Prof Earns Lifetime Award For Insect Studies
December 21, 2005 - News Release
A University of Guelph environmental biologist has received the 2005 Gold Medal from the Entomological Society of Canada — almost a quarter-century after his father accepted the same lifetime achievement award.
“It was a very emotional experience,” Prof. Peter Kevan said of receiving the top honour from his peers. His father, Keith Kevan, won the medal in 1981. “He was in my mind. That was pretty special. It also meant a great deal to be recognized and have that kind of respect from the nation.”
The award recognizes lifelong contributions to the study of insects. Kevan was honoured for his contributions to the field during the last three decades, particularly his research on interactions between insects and plants and pollination ecology. A respected insect ecologist, he has published more than 150 peer-reviewed articles covering such topics as conservation, behaviour and learning, physiology, soils, flower colour and colour vision.
Kevan has had a career-long interest in pollination biology, involving bees, flies and other insects. His studies have confirmed that human activities — notably pesticide use in forestry and on farms — disrupt pollinator populations. Those effects may be traced to production of fewer fruits and berries and resultant problems for birds and animals.
His work has led to changes in policy and practice, including reductions in amounts of insecticides applied in woodlands. “Forests are healthier places for wildlife to live,” said Kevan, who was named this year to the U.S. National Research Council expert panel on the status of pollinators.
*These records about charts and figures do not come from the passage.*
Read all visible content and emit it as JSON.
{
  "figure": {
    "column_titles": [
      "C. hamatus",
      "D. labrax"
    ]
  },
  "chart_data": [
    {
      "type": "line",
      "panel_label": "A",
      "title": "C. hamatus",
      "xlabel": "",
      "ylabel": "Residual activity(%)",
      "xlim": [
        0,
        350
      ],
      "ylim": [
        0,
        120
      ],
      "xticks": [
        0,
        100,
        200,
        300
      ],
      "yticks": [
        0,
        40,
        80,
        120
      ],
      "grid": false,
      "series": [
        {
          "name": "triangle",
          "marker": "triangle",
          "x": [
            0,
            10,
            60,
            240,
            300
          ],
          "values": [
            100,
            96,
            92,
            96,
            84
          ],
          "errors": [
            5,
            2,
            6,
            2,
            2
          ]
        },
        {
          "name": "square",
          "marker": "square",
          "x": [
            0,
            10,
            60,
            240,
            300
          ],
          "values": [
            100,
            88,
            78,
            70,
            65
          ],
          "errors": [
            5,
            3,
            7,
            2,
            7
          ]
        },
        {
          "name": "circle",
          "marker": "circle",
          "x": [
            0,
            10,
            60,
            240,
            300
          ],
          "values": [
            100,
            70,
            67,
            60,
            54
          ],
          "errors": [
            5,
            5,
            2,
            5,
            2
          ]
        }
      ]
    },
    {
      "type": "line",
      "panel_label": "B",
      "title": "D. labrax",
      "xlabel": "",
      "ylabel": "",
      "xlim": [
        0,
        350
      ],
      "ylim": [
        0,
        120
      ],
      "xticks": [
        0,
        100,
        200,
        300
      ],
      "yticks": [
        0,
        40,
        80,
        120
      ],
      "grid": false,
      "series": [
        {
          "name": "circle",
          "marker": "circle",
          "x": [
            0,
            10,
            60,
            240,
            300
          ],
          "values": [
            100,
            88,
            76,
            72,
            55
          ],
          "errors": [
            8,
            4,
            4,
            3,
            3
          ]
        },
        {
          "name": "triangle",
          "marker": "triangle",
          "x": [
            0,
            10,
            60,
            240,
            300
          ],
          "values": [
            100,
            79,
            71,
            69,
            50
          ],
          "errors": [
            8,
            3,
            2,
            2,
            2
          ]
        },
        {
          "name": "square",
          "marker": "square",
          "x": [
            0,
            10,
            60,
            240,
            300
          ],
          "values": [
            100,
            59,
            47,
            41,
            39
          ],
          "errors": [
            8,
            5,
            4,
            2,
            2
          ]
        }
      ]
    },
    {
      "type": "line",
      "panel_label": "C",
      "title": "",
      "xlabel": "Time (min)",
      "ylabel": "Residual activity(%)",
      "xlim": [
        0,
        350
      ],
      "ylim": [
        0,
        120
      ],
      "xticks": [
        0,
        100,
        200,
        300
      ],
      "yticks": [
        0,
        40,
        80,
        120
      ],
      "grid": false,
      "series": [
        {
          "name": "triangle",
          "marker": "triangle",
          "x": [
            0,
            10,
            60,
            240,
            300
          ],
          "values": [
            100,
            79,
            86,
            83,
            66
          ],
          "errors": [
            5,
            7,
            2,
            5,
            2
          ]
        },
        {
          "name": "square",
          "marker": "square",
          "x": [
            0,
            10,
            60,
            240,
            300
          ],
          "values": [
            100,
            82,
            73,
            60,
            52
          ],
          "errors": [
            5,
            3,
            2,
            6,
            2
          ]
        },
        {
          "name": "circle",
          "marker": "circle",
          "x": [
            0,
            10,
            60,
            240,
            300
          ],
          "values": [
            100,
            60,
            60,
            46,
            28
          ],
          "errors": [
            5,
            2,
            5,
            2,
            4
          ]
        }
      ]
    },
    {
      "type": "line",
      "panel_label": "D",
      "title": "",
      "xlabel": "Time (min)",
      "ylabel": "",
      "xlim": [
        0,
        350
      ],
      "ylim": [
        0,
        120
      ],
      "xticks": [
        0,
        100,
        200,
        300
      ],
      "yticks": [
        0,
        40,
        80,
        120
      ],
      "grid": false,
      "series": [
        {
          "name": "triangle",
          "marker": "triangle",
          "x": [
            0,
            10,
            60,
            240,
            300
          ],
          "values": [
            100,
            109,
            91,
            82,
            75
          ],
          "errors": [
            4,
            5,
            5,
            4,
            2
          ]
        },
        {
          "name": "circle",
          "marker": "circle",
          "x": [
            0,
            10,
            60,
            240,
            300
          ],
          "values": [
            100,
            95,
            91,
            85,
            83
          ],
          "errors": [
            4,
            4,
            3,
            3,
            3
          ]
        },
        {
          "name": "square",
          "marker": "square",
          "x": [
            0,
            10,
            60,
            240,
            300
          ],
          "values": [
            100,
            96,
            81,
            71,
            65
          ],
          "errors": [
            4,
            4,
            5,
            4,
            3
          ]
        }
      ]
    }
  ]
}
Kevan has also studied insect vision and flower colour and his early work was based in the Canadian Arctic, where he studied everything from how plants and insects cope with cold to the effects of heavy vehicles on the fragile terrain. Currently, he is part of another proposed research collaboration based at Guelph that hopes to study Arctic and sub-Arctic biodiversity. It would see scientists survey plants and animals using more sophisticated tools, including DNA bar-coding technology for identifying species of organisms. “The Canadian Arctic is among the least known in natural history and biodiversity,” he said.
Kevan spent his childhood accompanying his father, who taught entomology at McGill University, on collecting trips with his father in various parts of the world. Keith Kevan’s career took him to every continent except Antarctica, and it occasionally brought him to Guelph, where he identified several specimens in the U of G Insect Collection. Father and son published three times together on springtails and on grasshopper behaviour.
Prior to joining the U of G faculty in 1982, Kevan taught at Memorial University and at the University of Colorado. He has served on the board of the Entomological Society of Canada and of Ontario and as editor of the Proceedings of the ESO and of The Canadian Entomologist.